As noted by Simson and others, Euclid does not justify the intersection of the perpendicular bisectors DF and EF. Such a justification is necessary but easy to supply.

The note following the proposition is not actually called a corollary in the Greek text. It is just a remark following the proposition.

#### Circumcircles

This circle drawn about a triangle is called, naturally enough, the circumcircle of the triangle, its center the circumcenter of the triangle, and its radius the circumradius. Much has been discovered about the theory of incircles and circumcircles since Euclid.

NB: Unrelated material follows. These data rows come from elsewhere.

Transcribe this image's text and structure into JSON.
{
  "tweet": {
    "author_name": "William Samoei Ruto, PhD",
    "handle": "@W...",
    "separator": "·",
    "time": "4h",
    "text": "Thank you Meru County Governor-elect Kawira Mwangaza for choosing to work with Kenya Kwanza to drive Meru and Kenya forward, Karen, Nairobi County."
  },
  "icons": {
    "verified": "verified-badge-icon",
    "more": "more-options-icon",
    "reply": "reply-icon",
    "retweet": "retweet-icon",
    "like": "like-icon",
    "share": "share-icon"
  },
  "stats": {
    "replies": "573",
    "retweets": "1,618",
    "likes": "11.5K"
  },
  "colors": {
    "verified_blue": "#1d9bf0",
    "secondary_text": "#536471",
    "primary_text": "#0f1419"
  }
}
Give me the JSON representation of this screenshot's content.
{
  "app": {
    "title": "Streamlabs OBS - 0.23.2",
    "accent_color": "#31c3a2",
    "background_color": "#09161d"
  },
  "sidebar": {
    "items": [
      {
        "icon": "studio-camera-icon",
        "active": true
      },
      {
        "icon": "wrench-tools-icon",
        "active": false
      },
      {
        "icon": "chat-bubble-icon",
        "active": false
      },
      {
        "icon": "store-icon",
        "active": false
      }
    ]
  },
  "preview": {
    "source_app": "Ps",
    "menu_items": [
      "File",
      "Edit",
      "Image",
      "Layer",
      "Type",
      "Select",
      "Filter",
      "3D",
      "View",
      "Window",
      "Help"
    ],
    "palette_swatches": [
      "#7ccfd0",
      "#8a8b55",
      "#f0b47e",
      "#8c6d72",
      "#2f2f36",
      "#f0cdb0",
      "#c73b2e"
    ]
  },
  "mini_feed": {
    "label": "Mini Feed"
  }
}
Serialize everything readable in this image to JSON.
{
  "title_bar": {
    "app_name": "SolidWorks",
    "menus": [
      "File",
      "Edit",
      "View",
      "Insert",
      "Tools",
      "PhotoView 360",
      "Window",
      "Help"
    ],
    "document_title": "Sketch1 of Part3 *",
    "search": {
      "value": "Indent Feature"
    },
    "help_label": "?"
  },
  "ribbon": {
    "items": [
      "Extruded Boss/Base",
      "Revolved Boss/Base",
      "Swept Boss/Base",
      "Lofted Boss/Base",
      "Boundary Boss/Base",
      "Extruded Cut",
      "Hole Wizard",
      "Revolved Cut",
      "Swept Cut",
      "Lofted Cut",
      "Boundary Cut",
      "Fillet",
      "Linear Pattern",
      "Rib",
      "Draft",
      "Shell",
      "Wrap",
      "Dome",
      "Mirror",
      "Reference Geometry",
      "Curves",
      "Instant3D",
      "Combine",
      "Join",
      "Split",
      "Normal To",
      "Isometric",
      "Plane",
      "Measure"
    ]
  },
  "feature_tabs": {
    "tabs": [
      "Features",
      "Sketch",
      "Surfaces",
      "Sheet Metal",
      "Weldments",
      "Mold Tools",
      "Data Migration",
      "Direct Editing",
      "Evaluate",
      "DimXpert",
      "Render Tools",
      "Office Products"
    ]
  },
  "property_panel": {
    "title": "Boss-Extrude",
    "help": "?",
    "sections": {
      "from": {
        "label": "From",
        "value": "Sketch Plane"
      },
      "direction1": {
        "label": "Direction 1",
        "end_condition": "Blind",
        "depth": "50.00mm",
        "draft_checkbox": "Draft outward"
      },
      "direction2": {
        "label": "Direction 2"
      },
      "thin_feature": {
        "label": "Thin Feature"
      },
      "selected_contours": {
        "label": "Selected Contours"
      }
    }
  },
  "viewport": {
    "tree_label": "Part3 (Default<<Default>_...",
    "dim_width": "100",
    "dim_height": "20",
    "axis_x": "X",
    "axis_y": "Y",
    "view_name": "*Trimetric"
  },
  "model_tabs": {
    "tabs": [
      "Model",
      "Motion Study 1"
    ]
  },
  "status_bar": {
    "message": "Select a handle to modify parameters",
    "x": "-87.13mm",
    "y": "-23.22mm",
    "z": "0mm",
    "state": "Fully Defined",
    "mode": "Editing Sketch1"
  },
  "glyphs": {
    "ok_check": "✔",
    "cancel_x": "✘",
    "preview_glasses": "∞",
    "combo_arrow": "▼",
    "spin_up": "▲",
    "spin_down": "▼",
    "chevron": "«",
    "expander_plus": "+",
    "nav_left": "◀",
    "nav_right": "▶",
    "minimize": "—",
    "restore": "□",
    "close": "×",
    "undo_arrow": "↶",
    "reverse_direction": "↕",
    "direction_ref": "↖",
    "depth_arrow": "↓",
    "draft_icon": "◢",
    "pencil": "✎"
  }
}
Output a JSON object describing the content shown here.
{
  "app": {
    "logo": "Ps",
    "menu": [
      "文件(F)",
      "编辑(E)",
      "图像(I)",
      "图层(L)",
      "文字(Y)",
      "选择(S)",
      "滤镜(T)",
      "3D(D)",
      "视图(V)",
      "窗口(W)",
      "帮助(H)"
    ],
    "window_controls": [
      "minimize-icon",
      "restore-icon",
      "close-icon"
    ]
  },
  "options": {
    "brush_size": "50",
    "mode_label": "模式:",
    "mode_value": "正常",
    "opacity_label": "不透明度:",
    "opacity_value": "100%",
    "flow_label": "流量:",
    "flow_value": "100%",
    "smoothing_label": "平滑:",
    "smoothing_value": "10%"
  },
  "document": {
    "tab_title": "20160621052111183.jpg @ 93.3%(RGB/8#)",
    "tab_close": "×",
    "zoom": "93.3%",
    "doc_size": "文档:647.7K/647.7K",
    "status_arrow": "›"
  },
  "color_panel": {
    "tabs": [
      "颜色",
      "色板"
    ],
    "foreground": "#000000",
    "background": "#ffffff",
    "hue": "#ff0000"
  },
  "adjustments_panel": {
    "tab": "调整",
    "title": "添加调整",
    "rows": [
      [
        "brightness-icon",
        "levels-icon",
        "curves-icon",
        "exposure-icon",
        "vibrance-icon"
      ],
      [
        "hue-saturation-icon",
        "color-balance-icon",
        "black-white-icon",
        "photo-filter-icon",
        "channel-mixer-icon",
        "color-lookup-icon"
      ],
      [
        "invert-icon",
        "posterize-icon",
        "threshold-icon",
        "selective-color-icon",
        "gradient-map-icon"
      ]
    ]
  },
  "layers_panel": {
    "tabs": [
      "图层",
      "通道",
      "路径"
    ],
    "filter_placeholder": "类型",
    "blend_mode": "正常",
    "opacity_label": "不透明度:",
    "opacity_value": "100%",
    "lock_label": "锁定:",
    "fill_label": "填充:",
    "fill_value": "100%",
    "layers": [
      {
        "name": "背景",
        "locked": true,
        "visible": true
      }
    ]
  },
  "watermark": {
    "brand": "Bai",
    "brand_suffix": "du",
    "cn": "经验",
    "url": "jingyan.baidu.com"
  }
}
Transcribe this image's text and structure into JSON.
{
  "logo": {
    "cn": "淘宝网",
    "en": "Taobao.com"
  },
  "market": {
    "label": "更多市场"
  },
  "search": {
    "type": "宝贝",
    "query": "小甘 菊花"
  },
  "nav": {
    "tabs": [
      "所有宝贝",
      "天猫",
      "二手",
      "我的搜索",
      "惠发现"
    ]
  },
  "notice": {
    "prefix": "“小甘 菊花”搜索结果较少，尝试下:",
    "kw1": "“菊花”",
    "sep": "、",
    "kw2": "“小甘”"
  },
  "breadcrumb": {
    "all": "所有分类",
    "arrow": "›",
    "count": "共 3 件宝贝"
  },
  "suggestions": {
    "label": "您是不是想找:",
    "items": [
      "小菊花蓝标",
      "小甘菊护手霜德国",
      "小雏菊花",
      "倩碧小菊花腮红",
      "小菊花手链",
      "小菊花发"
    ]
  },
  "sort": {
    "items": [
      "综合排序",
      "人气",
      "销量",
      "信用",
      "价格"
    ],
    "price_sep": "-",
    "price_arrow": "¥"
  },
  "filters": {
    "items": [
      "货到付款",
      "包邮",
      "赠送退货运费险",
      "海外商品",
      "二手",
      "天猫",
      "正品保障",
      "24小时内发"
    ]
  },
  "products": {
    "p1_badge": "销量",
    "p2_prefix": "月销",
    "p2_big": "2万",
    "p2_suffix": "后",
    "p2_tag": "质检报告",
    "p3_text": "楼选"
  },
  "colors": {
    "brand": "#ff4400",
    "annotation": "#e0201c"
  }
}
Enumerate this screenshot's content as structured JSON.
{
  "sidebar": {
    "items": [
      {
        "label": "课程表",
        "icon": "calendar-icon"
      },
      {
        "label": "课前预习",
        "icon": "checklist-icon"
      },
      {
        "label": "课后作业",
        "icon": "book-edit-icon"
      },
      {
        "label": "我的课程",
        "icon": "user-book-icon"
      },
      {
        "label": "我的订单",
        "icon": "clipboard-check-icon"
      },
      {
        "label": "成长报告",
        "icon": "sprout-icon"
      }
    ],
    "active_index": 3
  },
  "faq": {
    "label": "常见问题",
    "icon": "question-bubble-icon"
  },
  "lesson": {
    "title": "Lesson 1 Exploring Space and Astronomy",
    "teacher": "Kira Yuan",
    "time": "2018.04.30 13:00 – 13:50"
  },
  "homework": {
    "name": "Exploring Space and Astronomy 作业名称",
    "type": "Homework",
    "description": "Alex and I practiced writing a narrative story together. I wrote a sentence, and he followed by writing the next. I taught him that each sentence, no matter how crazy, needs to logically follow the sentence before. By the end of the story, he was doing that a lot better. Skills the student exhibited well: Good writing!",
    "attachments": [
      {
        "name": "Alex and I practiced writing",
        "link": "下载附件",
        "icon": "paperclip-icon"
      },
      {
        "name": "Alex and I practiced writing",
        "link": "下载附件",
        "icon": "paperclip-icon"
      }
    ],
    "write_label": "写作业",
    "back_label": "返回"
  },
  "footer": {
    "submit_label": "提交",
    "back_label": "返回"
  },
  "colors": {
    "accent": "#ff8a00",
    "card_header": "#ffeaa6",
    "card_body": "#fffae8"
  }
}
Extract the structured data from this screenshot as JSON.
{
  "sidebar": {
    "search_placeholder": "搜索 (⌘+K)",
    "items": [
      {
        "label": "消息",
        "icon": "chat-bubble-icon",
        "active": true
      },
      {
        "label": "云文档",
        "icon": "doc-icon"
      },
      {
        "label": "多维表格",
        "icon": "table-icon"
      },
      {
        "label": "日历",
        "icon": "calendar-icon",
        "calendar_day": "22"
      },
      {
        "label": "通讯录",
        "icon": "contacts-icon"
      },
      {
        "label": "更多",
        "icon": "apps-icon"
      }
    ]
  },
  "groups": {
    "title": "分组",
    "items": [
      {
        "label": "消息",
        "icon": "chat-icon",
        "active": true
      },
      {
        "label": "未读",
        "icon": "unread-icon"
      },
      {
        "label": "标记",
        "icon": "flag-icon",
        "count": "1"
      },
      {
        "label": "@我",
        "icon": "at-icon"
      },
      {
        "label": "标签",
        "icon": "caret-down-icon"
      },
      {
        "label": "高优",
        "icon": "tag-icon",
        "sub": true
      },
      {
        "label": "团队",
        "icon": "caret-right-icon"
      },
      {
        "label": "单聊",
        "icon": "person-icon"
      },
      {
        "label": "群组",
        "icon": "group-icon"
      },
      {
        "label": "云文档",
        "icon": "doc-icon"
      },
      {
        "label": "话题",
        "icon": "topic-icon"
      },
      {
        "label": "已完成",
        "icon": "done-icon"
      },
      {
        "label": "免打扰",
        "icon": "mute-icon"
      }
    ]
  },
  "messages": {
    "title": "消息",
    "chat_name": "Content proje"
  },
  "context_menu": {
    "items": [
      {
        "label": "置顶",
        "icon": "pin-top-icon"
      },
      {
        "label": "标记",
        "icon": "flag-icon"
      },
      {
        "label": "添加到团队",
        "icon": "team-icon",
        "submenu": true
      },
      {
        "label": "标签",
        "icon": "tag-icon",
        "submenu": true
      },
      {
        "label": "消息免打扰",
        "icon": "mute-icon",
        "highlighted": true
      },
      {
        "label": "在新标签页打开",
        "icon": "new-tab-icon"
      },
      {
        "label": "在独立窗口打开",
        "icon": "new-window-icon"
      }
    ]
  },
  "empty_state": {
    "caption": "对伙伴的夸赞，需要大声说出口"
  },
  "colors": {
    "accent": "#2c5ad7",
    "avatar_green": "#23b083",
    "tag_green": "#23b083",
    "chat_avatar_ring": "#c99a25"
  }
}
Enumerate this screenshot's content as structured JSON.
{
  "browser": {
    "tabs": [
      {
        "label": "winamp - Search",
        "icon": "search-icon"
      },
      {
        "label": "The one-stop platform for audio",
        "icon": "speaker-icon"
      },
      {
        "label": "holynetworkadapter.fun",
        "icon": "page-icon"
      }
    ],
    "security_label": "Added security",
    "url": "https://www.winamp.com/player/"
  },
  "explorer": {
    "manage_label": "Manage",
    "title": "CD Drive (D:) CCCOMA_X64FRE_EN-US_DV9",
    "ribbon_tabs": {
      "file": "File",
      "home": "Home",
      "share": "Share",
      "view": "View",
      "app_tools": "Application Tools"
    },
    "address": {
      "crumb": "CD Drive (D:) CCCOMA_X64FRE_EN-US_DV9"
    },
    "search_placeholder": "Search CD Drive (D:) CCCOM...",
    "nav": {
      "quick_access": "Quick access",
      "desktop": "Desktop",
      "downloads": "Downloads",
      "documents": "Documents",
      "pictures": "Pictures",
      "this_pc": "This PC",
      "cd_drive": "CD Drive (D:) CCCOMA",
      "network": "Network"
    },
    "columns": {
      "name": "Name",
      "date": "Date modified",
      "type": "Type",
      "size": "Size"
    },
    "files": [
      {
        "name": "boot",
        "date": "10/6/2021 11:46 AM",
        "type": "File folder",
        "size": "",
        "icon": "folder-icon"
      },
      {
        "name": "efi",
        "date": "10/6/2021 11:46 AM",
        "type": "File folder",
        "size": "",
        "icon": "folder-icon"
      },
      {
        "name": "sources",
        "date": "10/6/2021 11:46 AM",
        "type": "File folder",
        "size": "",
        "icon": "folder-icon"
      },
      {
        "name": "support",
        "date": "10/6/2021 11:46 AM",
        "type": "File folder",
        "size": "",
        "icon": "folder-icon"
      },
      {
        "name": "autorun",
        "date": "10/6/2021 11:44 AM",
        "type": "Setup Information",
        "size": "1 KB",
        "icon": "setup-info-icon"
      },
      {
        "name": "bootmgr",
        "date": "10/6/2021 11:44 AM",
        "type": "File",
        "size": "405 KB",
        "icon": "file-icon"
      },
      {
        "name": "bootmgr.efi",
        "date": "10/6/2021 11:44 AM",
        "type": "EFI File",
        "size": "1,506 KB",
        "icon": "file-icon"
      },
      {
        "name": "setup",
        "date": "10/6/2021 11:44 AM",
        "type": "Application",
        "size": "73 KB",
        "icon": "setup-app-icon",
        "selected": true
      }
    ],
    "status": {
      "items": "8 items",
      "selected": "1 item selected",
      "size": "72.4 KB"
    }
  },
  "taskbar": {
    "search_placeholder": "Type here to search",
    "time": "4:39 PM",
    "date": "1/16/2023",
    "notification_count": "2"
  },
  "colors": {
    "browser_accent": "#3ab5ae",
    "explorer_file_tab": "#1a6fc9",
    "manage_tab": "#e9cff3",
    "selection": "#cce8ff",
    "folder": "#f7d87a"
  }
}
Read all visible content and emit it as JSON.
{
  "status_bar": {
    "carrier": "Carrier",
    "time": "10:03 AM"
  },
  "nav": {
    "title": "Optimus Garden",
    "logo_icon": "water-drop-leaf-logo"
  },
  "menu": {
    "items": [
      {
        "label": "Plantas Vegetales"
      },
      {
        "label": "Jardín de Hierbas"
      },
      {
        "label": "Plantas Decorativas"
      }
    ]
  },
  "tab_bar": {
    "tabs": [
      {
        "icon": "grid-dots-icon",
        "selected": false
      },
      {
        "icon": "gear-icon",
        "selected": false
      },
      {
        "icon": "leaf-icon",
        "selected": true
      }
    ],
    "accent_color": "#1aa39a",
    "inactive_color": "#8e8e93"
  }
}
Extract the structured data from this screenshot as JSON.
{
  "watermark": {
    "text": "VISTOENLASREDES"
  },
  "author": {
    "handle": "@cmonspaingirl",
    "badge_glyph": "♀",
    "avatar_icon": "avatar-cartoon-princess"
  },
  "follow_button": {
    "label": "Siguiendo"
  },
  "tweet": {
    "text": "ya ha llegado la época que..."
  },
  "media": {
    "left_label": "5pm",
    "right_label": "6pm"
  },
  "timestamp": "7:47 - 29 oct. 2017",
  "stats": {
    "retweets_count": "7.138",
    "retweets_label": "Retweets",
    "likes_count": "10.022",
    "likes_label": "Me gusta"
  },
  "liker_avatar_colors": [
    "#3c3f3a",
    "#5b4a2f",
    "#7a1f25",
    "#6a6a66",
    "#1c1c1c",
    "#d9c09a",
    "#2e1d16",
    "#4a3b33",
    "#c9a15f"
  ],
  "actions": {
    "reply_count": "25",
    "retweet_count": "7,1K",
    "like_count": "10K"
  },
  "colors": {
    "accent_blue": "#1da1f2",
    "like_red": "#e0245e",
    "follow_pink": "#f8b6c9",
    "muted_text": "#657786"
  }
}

 The ratio that appears in the law of sines in trigonometry is the diameter of the circumcircle: 2R = BC / sin A = CA / sin B = AB / sin C where R is the circumradius. This relation is easy to derive from the figure. Angle AFC is twice the angle at B [III.20], but it is also twice angle AFE since the triangles AFE and CFE are congruent. Therefore angle AFE equals the angle at B. Then the sine of B can be found in the right triangle AFE as the ratio of the side AE opposite angle AFE to the hypotenuse AF. Since AE is half of AC, it follows that sin B = AC/(2R) which yields one of the three equations for the law of sines.

There is also an equation relating the circumradius R, the inradius r, and the three exradii rA, rB, and rC:

4R = rA + rB + rC – r,

and a number of other interesting results about circumcircles, incircles, and other constructions based on an arbitrary triangle.

This construction is used in propositions IV.10 and XI.23.